Effective CRM means improved sales, support, and marketing efficiency. With more real-time channels streaming into the enterprise than ever before, unifying the customer view has become imperative to successful relationship management, both before and after the sale closes. Hosted CRM in particular, with its fast implementation and reduced demand for technical expertise, provides a pathway to realizing faster ROI and the opportunity to compete for big prizes on limited resources.

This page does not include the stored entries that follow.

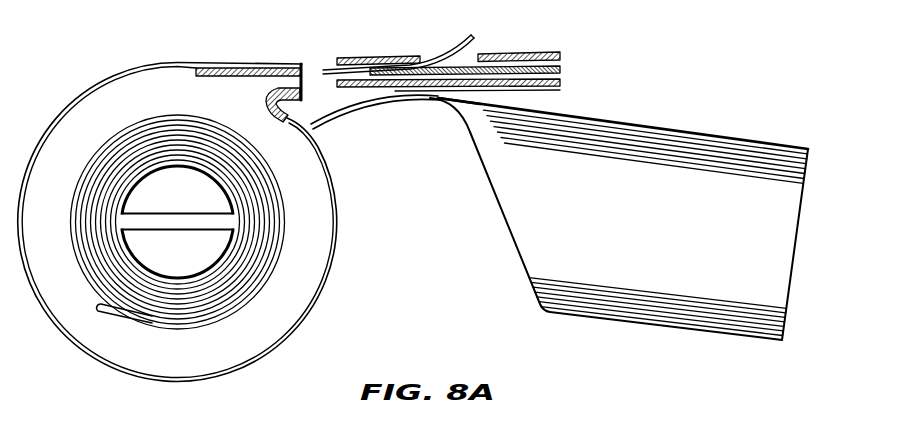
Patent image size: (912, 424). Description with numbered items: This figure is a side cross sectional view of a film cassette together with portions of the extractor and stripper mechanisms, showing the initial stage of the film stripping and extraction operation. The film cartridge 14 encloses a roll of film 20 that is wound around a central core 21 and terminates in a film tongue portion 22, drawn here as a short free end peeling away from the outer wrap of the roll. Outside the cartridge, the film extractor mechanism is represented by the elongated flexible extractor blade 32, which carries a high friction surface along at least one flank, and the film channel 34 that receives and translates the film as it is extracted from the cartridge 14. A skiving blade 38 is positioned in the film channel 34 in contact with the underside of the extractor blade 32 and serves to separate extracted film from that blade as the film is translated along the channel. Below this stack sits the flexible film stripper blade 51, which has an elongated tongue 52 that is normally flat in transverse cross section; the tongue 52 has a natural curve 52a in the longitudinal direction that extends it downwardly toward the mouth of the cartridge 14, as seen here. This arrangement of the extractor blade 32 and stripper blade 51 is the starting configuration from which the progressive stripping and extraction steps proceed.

The film cartridge 14 is at (262, 357).
The roll of film 20 is at (276, 272).
The central core 21 is at (216, 256).
The film tongue portion 22 is at (117, 318).
The extractor blade 32 is at (463, 33).
The film channel 34 is at (352, 57).
The skiving blade 38 is at (540, 81).
The film stripper blade 51 is at (758, 137).
The tongue 52 is at (345, 107).
The natural curve 52a is at (425, 94).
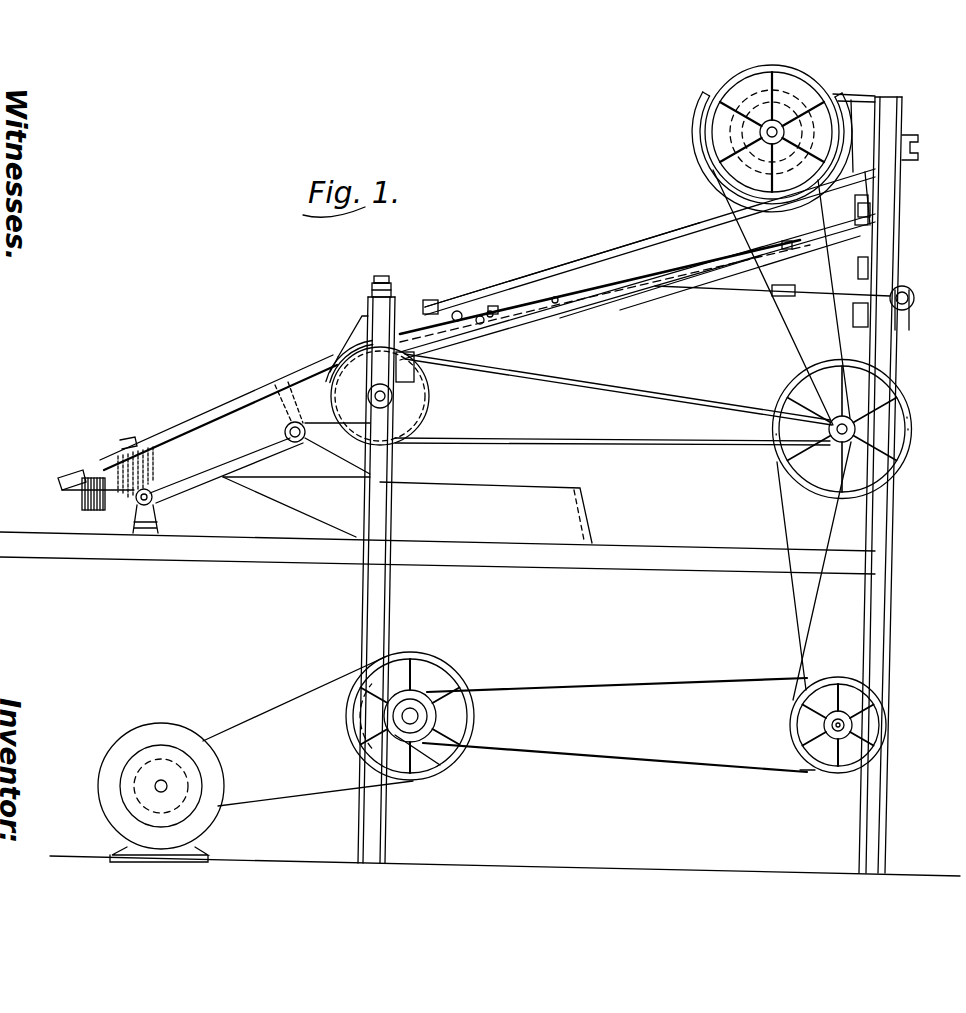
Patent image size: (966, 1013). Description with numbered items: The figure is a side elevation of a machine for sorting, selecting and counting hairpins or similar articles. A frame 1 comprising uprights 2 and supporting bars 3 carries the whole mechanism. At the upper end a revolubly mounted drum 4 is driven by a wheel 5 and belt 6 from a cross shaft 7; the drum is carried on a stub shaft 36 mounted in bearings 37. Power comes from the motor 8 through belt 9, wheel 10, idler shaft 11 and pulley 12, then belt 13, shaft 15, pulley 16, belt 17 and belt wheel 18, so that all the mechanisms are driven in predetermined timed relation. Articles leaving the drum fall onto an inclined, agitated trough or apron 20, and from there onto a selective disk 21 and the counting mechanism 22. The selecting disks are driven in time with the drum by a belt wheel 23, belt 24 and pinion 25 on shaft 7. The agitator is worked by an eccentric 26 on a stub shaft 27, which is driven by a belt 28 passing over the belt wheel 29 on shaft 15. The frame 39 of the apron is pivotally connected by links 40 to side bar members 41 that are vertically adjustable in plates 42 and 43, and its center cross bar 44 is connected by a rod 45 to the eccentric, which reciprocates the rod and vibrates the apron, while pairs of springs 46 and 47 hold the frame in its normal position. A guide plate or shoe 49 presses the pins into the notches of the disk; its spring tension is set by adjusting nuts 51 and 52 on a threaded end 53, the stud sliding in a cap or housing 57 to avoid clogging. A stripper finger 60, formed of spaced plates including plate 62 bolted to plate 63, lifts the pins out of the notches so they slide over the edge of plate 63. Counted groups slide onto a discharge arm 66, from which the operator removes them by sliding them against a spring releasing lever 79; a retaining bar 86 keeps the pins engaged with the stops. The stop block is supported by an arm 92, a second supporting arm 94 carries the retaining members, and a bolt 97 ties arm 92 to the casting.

It takes more than glorified information management tools, however, to get your company from CRM to profitability. On this front, the first generation of CRM came up short, primarily because workflow must extend beyond e-mail alerts and status updates on sales leads. Workflow engines not only must drive the CRM application but also integrate feedback from other essential enterprise systems and partners in standardized fashion. Moreover, the interfaces for defining automation must be simple enough for nontechnical business analysts to clone existing business rules and test processes without requiring an IS consultation at every turn.

As the pace of business quickens, real-time, automated BI will be required of CRM systems. The imperative to predict customer needs is directly related to qualitative forecasting. Steps toward satisfying this need are already taking root in products such as RightNow CRM.

Visionary vendors, notably, have listened to customers and have incorporated their suggestions. To prevent being labeled one-trick Clydesdales, however, vendors need to not only deliver what customers want but also anticipate what customers will need to transact business more intelligently. For in particular, this process will be a delicate balance of innovating without alienating the partners that helped support its platform on the way up.

Today, CRM vendors are moving closer to producing tools that satisfy the basic needs of sales and customer support. If we could just get application intelligence capable of driving revenue to the top line, too, then we’d be in business.